Theres just so many issues. You mention insurance renewals. Thats a good point. We looked at one deal where seller insurance was $300K. We underwrote $400k. Well we were wrong, we went to 6 different insurance companies and the lowest quote we got was $650K. Yes, freaken $650K. It destroyed our underwriting and IRR. We then asked the seller to share their insurance company's contact. We reached out to them, they said $700K! They basically said theyre only holding onto these low rates for legacy customers, but on a new policy owner they are effectively putting a price increase, hoping that a buyer doesn't use them. The insurers want out. Owners are only benefiting because they're legacy customers.


I was just in California for one of the two largest MOB conferences (maybe you were too) ...... health systems say they can't afford and won't pay the new rental rates required for new ground-up properties to pencil.   


Operator level. Most are just trying to survive. But the firms that have an appetite- feels like there’s more dry powder in the market than there was in the fall, however it’s all for distressed deals, reset basis type stuff.

Feels super dry for core. Which is funny because on a PSF/per unit basis I don’t hate prices in that space for the right deals.


Echoing this. We’re shopping (no pun intended) some of our suburban grocery anchored and infill unanchored strip centers and generating a lot of interest. Lots of groups willing to close all cash and with short DD and closing timelines.

Pricing isn’t where it was it but definitely lots of groups looking to get ahead of a rebound in the market.


East coast multifamily and equity needs to stabilize above a 7 uyoc. Have several LOIs out but still disconnected on pricing. Generally bidding a going-in 6 turning into a 7 something. Looking at deals with some complexity on them beyond a normal value add.


Curious what rent increases are you assuming?
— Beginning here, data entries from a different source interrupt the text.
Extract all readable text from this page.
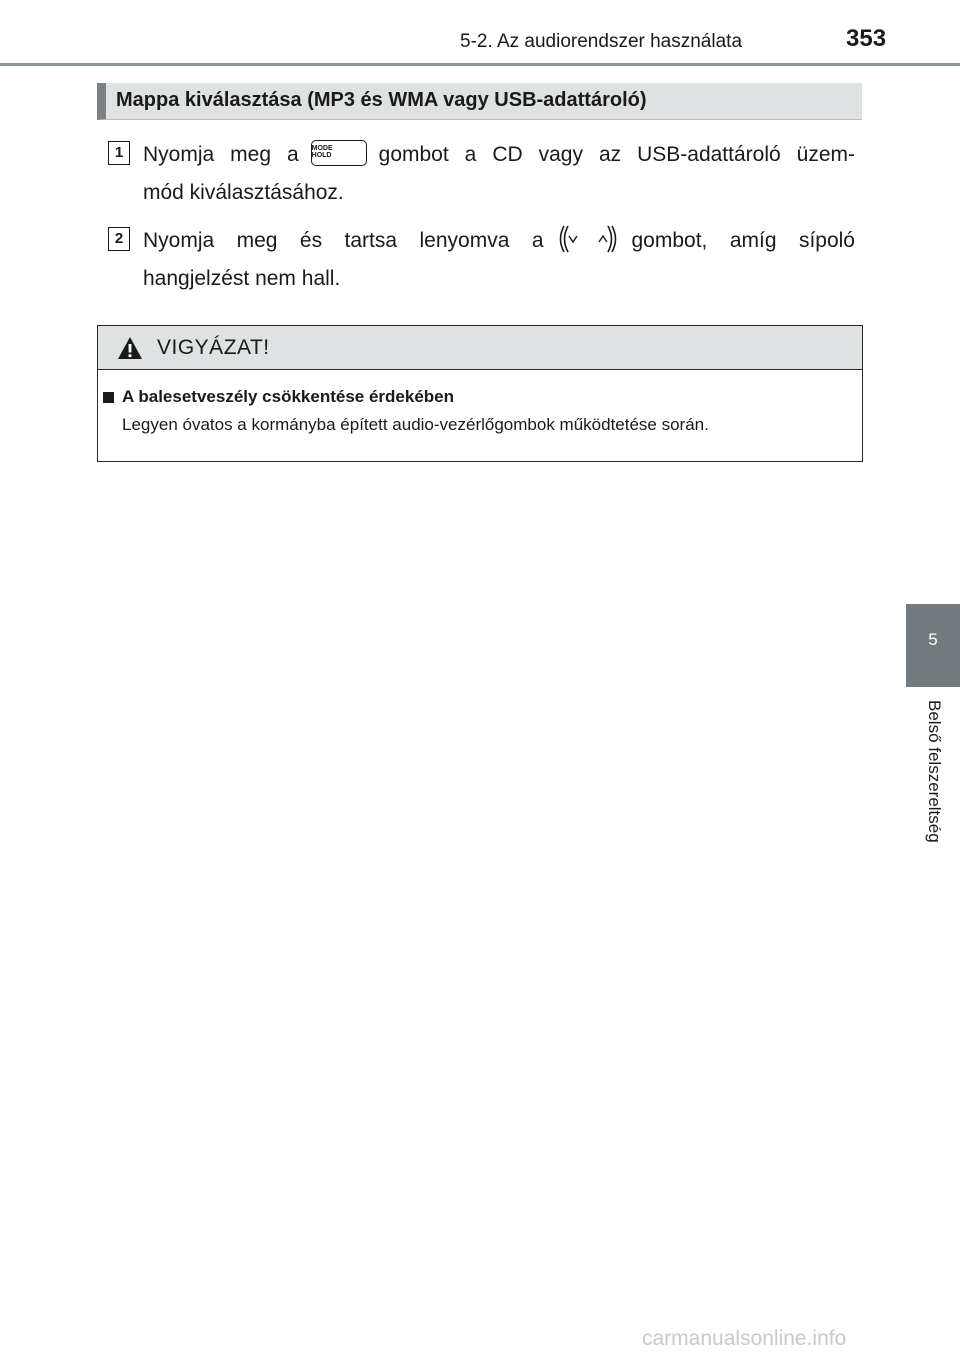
5-2. Az audiorendszer használata	353
Mappa kiválasztása (MP3 és WMA vagy USB-adattároló)
1 Nyomja meg a MODE
HOLD	gombot a CD vagy az USB-adattároló üzem-
mód kiválasztásához.
2 Nyomja meg és tartsa lenyomva a	gombot, amíg sípoló
hangjelzést nem hall.
VIGYÁZAT!
A balesetveszély csökkentése érdekében
Legyen óvatos a kormányba épített audio-vezérlőgombok működtetése során.
5
Belső felszereltség
carmanualsonline.info
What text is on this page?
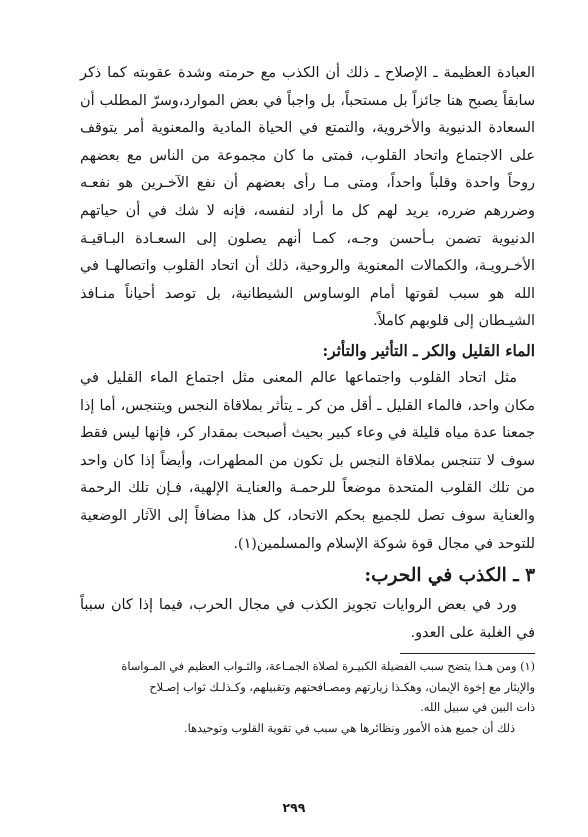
العبادة العظيمة ـ الإصلاح ـ ذلك أن الكذب مع حرمته وشدة عقوبته كما ذكر سابقاً يصبح هنا جائزاً بل مستحباً، بل واجباً في بعض الموارد،وسرّ المطلب أن السعادة الدنيوية والأخروية، والتمتع في الحياة المادية والمعنوية أمر يتوقف على الاجتماع واتحاد القلوب، فمتى ما كان مجموعة من الناس مع بعضهم روحاً واحدة وقلباً واحداً، ومتى مـا رأى بعضهم أن نفع الآخـرين هو نفعـه وضررهم ضرره، يريد لهم كل ما أراد لنفسه، فإنه لا شك في أن حياتهم الدنيوية تضمن بـأحسن وجـه، كمـا أنهم يصلون إلى السعـادة البـاقيـة الأخـرويـة، والكمالات المعنوية والروحية، ذلك أن اتحاد القلوب واتصالهـا في الله هو سبب لقوتها أمام الوساوس الشيطانية، بل توصد أحياناً منـافذ الشيـطان إلى قلوبهم كاملاً.

الماء القليل والكر ـ التأثير والتأثر:

مثل اتحاد القلوب واجتماعها عالم المعنى مثل اجتماع الماء القليل في مكان واحد، فالماء القليل ـ أقل من كر ـ يتأثر بملاقاة النجس ويتنجس، أما إذا جمعنا عدة مياه قليلة في وعاء كبير بحيث أصبحت بمقدار كر، فإنها ليس فقط سوف لا تتنجس بملاقاة النجس بل تكون من المطهرات، وأيضاً إذا كان واحد من تلك القلوب المتحدة موضعاً للرحمـة والعنايـة الإلهية، فـإن تلك الرحمة والعناية سوف تصل للجميع بحكم الاتحاد، كل هذا مضافاً إلى الآثار الوضعية للتوحد في مجال قوة شوكة الإسلام والمسلمين(١).

٣ ـ الكذب في الحرب:

ورد في بعض الروايات تجويز الكذب في مجال الحرب، فيما إذا كان سبباً في الغلبة على العدو.

(١) ومن هـذا يتضح سبب الفضيلة الكبيـرة لصلاة الجمـاعة، والثـواب العظيم في المـواساة

والإيثار مع إخوة الإيمان، وهكـذا زيارتهم ومصـافحتهم وتقبيلهم، وكـذلـك ثواب إصـلاح

ذات البين في سبيل الله.

ذلك أن جميع هذه الأمور ونظائرها هي سبب في تقوية القلوب وتوحيدها.

٢٩٩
Have seen and heard in general oh the 2-3% bumps going forward are not the norm anymore, does that mean you're UW 0% or negative first year or two or are you still using that growth assumption of a few %?

Seems people are trying to overthink it but even if you UW rents declining in year 1 and 2 you need to see some growth for the deal to make sense.


We only work with 4-5 tenants, chase sites at their direction. Try to keep it single tenant to minimize leasing risk. We'll take a small equity position then raise the rest from our investors, and then get some debt to cover the acquisition and construction. LTC has been around 30%. These are bit size deals, relatively, so the capital stack typically doesn't get too complicated. 


At a large brokerage shop in the northeast. Work focus is solely on open-air multi-tenant retail shopping centers. Most people are aware of the solid fundamentals now behind the retail asset class and we’re seeing insane numbers of CA’s signed to look at on market deals, seems like EVERYONE is at least curious about retail. Getting between 8-12 offers sometimes more on every deal. People are starting to accept new pricing. Insane pipeline of deals for this year. 


Job I left just closed on a suburban surface parked multi deal last week. Looks to be a great deal. They're hoping to close another two this year at least. Absolutely no one I know of in the city is pencils down on new deals except for our traditional equity partners. Too bad for them though - there is a shit ton of foreign money thrilled to get into US multi. 

I meanwhile got zoning approval on a deal about a month ago and submitted for site plan and design review approval about two weeks ago. Looking to be about a three month process (knock of wood) but our partners may close on the land here in a month which would be weird but cool. Negotiating the GMP right now. 

Commercial Real Estate Developer

LP shop focused on multifamily value-add. We've bid on a few things with some of our operators but have lost by 5-10% on everything. Our Investment Committee is pretty split right now, half thinking the buying window is closing, the other half thinking pricing still has runway to come down. We are fund structure so fees are keeping the lights on, but still doesn't feel great.


Similar story here. Active across asset classes so comparatively RE is a tough case to make.